Locals living in these areas have taken to social media to register their complaints at this large influx of pilgrims. One hotel owner in Chamoli tweeted, "We welcome the yatris but there must be some regulation. The government has failed to create proper infrastructure. The result is that we have to make arrangements in case of some emergency but we have limited means at our disposal."

Residents demand that the flow to each dham (holy site) be regulated. “At an average, not more than 5,000 people should be allowed to visit each dham in a day. There is no space to accommodate more,” said Amol Rawat, a businessman from Badrinath.

Atul Sati, who heads the Joshimath Bachao Sangharsh Samiti, regrets the lack of health facilities along the length of the Char Dham yatra. “There are no cardiologists, no oxygen cylinders, no basic health facilities,” he says. “The public must be given time to acclimatise before reaching these heights”.

Another major point made by local residents is that yatris must be warned not to throw garbage all over the place. By the time the yatra ends, there are huge mountains of garbage strewn across the hillsides which make their way into the rivers, polluting them even further.
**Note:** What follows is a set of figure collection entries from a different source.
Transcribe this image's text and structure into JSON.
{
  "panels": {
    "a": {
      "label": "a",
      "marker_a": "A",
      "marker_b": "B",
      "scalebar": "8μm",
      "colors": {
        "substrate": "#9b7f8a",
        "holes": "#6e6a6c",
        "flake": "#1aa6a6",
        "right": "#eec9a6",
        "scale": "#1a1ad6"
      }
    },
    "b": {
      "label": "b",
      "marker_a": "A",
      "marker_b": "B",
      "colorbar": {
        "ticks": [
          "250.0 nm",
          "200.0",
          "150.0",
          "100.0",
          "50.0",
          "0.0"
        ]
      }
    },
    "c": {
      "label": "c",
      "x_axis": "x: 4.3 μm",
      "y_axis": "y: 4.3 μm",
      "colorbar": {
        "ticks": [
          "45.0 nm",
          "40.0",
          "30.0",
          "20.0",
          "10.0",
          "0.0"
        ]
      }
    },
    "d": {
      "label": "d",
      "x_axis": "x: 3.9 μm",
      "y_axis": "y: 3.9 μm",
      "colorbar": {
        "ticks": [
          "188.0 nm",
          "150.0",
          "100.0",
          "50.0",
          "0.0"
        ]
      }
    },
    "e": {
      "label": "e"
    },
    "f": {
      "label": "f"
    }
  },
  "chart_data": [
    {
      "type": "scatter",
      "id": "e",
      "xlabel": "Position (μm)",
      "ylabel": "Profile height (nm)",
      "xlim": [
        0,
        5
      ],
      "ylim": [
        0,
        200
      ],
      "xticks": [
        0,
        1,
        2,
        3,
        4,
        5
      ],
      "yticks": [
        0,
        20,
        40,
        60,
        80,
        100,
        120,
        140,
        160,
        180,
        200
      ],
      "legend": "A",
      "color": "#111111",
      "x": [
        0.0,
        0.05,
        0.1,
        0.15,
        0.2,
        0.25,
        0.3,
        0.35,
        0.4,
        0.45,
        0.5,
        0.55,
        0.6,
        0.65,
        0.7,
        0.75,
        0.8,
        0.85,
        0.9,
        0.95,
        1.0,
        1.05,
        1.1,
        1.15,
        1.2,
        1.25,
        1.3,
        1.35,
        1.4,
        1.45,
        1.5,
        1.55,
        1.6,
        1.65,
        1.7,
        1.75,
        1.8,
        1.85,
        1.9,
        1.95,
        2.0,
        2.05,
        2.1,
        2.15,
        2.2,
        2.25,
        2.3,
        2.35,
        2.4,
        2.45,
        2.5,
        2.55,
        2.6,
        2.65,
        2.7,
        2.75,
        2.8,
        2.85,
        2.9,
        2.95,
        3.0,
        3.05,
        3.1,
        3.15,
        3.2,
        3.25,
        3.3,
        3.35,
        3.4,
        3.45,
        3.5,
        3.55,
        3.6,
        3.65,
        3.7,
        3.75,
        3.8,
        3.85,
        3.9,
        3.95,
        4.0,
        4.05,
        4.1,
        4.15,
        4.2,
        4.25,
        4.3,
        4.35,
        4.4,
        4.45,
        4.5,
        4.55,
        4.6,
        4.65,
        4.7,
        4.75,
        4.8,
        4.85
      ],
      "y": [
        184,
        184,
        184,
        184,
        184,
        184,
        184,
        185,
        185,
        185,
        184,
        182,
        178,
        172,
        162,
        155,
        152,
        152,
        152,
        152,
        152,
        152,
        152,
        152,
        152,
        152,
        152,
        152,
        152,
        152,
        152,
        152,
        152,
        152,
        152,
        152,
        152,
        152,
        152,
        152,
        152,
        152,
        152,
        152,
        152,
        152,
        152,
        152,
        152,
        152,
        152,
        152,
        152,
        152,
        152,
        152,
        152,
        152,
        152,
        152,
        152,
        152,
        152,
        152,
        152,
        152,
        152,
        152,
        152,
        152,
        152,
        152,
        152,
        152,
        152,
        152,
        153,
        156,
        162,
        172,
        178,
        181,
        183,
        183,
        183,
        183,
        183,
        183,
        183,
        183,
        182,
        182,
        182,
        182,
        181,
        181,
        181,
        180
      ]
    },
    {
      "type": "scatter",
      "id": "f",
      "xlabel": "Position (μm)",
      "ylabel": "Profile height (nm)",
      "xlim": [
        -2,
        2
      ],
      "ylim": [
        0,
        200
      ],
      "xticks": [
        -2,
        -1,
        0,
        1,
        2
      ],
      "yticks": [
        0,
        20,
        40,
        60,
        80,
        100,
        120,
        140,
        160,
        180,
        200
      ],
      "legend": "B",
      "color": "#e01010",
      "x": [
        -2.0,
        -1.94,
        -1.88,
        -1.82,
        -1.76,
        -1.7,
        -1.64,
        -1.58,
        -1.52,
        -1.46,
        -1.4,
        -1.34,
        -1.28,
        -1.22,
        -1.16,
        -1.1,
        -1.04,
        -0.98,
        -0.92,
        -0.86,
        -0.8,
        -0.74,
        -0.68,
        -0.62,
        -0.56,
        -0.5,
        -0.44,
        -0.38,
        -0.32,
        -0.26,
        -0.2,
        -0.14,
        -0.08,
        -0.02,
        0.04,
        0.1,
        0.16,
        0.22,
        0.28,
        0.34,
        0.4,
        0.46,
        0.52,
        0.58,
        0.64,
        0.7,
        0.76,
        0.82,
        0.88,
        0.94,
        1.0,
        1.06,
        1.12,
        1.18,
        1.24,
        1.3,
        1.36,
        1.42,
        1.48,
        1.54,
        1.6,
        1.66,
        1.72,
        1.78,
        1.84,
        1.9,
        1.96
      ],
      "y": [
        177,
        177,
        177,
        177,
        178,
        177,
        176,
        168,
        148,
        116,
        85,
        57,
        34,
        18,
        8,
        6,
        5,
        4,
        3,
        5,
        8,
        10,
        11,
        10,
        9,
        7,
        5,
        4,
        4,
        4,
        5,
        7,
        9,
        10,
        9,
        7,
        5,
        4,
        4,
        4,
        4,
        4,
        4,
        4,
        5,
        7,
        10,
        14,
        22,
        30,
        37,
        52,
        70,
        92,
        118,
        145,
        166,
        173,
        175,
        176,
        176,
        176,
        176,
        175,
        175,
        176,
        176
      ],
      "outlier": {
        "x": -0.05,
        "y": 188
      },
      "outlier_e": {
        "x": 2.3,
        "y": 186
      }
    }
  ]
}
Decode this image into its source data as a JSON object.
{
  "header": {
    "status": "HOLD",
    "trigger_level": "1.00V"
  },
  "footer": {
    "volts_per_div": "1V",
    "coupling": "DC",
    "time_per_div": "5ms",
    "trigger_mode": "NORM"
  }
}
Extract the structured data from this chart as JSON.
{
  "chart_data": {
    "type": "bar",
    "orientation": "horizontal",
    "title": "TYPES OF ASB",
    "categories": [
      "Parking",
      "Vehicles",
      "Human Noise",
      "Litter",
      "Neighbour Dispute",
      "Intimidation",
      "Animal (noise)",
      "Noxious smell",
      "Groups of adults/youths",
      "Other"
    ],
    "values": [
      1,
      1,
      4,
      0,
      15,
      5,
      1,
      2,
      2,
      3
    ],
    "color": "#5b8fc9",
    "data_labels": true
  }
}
A social activist from Gangotri pointed out, “Many of the people who come on the first couple of days are social influencers and bloggers who are being paid to visit these places. This is a new trend."

Environmentalist Reenu Paul regrets that the government is putting so much strain on the ecosystem. “We had just finished with the forest fires and now we have hordes of people rushing up these mountains. Our Garhwal Himalayas are being given no time to regenerate,” she says.

Experts also raise questions about how this revenue-driven model is riding roughshod over such an ecologically sensitive environment, with no lessons learned from the major subsidence that continues in Joshimath and several other towns in the state.

Hemant Dhyani, environmental expert and former member of the Supreme Court’s high-powered committee on the Char Dham project, had warned that the state government was exploiting these fragile Himalayas far beyond their carrying capacity.

This commercial exploitation can be gauged from the fact that this year, massive posters of Paytm QR codes have been placed outside both the Kedarnath and Badrinath temples so that people can give dakshina (monetary offerings) through online payments.

Unpredictable rainfall patterns, massive construction and hill cutting of arterial roads have seen an increase in landslides. However, the government seems unconcerned over the fallout of having such a large population descend suddenly on these slopes.

Chief minister Pushkar Singh Dhami is promoting the idea of building more dhams in the state, obviously to attract more tourists. UP chief minister Yogi Adityanath, on his recent visit to the shrine of Neem Karoli Baba in Kainchi, insisted this too must be developed into a dham which would attract more than five lakh yatris a day.

What havoc these unsustainable practises will have on the environment does not worry our politicians. Such demonic exploitation of our sacred devbhoomi (abode of the gods) can only serve to destroy it.